For most of Singapore’s younger generation, this movie revives a piece of Singapore’s past that has evidently faded with the springing up of shopping malls and commercial spaces. Needless to say, what’s sits on the site of the amusement park is now the Great World City shopping mall.

Photos: Facebook, National Archives
With the film’s elaborate set design and mis-en-scene splashed with vibrant colours, the re-creation of the original amusement park once again shows Director Kelvin Tong’s ability to pull off high value productions with his international experience and reach. Together with cleverly chosen stories that tied in with few milestones of Singapore history (Separation of Singapore from Malaysia and the Japanese Occupation), this film fills the void of historical films Singapore seems to lack.

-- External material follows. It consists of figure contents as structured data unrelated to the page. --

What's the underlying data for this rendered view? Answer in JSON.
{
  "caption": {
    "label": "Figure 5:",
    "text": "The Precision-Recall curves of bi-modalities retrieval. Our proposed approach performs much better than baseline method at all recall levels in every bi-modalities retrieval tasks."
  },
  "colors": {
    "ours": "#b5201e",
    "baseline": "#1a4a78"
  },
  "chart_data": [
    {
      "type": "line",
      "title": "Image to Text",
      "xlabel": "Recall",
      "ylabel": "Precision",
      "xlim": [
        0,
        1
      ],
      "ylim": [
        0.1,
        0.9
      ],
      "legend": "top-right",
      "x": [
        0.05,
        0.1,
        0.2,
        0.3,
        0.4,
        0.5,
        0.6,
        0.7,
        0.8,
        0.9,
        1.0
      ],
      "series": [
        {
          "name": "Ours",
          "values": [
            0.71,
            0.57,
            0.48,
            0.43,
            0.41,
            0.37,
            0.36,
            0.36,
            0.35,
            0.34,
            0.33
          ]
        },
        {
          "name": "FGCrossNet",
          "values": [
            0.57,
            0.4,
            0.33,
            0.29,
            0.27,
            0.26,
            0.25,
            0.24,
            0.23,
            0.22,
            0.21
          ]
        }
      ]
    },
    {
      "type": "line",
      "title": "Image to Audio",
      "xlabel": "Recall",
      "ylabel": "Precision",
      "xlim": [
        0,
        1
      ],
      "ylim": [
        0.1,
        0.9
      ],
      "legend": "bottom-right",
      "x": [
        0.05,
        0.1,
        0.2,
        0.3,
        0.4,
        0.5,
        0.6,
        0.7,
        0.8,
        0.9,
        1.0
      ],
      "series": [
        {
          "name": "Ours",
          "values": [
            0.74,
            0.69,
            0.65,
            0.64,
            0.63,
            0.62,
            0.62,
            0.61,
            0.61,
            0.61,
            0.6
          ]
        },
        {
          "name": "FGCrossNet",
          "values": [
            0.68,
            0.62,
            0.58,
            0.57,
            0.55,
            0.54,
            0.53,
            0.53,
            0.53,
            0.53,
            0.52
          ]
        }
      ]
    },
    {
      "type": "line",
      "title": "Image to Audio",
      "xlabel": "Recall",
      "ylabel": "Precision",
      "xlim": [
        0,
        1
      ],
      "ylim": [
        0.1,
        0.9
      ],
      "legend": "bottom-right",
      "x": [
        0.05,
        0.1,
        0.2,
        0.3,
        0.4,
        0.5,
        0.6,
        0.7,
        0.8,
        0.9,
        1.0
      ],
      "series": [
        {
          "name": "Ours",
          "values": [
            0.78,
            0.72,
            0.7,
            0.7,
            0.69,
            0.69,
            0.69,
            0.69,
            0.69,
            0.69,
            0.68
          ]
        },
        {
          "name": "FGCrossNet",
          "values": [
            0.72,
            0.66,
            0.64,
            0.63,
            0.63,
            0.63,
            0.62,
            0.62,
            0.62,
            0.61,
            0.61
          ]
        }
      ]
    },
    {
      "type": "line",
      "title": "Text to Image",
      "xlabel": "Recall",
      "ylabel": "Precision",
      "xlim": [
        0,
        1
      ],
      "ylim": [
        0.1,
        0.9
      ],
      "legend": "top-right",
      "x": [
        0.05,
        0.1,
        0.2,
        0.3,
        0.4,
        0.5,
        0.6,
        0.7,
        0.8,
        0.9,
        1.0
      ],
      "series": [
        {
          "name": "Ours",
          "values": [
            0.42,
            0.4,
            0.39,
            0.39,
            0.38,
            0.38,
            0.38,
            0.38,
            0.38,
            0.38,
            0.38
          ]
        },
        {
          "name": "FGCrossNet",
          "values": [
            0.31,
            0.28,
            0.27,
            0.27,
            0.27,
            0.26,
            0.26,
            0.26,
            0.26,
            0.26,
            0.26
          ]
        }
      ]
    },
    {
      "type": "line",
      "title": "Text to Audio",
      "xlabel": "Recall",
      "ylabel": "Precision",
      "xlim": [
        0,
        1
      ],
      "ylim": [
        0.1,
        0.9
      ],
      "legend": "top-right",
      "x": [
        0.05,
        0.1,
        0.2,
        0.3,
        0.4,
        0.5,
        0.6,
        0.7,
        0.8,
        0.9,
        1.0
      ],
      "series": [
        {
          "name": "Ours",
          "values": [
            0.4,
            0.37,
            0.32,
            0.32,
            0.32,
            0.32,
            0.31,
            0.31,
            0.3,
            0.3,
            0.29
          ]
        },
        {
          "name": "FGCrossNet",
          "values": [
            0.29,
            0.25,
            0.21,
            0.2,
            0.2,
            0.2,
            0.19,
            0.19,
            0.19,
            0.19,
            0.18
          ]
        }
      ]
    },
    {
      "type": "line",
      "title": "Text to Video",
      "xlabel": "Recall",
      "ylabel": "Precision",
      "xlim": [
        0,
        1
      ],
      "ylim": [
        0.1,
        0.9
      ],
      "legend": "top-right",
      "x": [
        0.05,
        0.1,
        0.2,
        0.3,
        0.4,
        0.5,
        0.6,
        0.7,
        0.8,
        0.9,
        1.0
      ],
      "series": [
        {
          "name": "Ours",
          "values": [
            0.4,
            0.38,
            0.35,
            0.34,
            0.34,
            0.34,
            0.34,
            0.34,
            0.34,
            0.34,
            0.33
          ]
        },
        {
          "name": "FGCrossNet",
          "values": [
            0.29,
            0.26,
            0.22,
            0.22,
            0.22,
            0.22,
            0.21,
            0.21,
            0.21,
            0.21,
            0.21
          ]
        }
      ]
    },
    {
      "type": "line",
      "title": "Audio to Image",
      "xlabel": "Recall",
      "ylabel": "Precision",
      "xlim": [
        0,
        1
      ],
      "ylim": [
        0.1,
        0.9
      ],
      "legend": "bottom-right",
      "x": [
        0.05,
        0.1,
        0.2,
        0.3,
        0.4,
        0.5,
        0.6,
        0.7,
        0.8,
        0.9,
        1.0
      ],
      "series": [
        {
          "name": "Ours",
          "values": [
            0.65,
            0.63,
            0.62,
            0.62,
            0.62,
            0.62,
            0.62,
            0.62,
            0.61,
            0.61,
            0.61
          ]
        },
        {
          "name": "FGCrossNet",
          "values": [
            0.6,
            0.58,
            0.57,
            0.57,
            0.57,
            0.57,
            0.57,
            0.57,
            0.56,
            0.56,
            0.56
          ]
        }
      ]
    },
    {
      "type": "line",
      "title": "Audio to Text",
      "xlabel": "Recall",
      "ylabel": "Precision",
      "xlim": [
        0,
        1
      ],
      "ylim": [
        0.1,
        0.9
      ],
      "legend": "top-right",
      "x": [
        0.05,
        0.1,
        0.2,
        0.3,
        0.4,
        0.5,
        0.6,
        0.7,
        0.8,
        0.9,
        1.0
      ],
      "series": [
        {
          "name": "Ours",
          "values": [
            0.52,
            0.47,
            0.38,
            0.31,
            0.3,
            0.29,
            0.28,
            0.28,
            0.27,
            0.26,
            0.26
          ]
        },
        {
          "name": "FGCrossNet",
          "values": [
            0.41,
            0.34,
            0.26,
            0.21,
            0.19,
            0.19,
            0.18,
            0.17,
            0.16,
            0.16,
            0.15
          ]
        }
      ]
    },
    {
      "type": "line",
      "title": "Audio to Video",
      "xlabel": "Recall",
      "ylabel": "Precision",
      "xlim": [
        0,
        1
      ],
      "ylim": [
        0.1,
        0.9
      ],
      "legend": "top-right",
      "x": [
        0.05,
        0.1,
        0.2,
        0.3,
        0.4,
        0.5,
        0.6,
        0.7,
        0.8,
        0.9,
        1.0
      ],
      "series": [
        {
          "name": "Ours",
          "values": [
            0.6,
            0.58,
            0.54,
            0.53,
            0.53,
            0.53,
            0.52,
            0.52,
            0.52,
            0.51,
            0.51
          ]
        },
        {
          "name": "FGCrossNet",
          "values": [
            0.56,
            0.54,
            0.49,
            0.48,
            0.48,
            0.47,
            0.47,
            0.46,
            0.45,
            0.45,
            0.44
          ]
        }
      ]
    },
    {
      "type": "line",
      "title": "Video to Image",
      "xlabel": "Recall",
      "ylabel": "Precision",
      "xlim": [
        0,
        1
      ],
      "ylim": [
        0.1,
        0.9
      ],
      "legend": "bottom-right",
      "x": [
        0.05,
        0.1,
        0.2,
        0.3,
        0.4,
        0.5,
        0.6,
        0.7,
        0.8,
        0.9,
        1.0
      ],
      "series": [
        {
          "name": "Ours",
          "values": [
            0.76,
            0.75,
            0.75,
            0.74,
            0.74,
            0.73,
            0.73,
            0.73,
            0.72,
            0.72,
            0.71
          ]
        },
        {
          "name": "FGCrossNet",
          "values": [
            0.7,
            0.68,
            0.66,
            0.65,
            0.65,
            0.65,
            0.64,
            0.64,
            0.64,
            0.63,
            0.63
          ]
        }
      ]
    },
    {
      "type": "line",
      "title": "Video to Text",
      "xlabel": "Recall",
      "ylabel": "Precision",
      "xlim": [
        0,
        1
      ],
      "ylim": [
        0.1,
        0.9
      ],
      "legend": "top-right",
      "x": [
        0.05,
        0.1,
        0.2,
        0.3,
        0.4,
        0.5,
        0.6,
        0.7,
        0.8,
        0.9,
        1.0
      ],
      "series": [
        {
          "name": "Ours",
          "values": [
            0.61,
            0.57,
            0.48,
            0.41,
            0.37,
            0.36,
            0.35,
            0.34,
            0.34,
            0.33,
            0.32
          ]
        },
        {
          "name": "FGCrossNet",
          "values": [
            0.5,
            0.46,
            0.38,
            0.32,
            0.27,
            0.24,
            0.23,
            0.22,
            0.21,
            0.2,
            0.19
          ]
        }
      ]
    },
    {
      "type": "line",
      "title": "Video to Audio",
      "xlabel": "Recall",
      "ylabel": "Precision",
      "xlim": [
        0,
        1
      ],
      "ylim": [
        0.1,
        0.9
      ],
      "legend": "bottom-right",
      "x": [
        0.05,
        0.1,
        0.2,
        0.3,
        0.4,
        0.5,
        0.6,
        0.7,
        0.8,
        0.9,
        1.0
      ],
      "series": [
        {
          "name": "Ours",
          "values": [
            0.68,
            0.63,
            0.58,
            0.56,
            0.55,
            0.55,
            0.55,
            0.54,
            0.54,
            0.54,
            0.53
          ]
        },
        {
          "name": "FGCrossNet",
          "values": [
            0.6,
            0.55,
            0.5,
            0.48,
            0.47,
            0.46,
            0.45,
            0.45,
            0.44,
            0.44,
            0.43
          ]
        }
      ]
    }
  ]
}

I guess local filmmakers just have not been able to leverage on the financial prowess of commercial entities to produce big scale productions that somehow assure profits and unless they credit big names familiar to local audiences. Other than the now defunct TCS local dramas back in the 1990s, there has not been any “historical” local films at all in the scene.
Can this be explained by the drop in quality and budget of MediaCorp productions lately that led to talented writers and directors like Kelvin Tong and Han Yew Kwang venturing into film production instead of television? After all there is a history of the intimate relationship between film and television back when the latter was invented, causing the decline in sales of Hollywood films in the 1940s.
Not wanting to spoil more of the film, the last I heard of this latest offering is that it is fast gaining ground as cinemas will be allocating more slots for keen viewers looking for something different in this traditionally Jack Neo dominated Chinese New Year holiday season. Do catch it if you’re able to.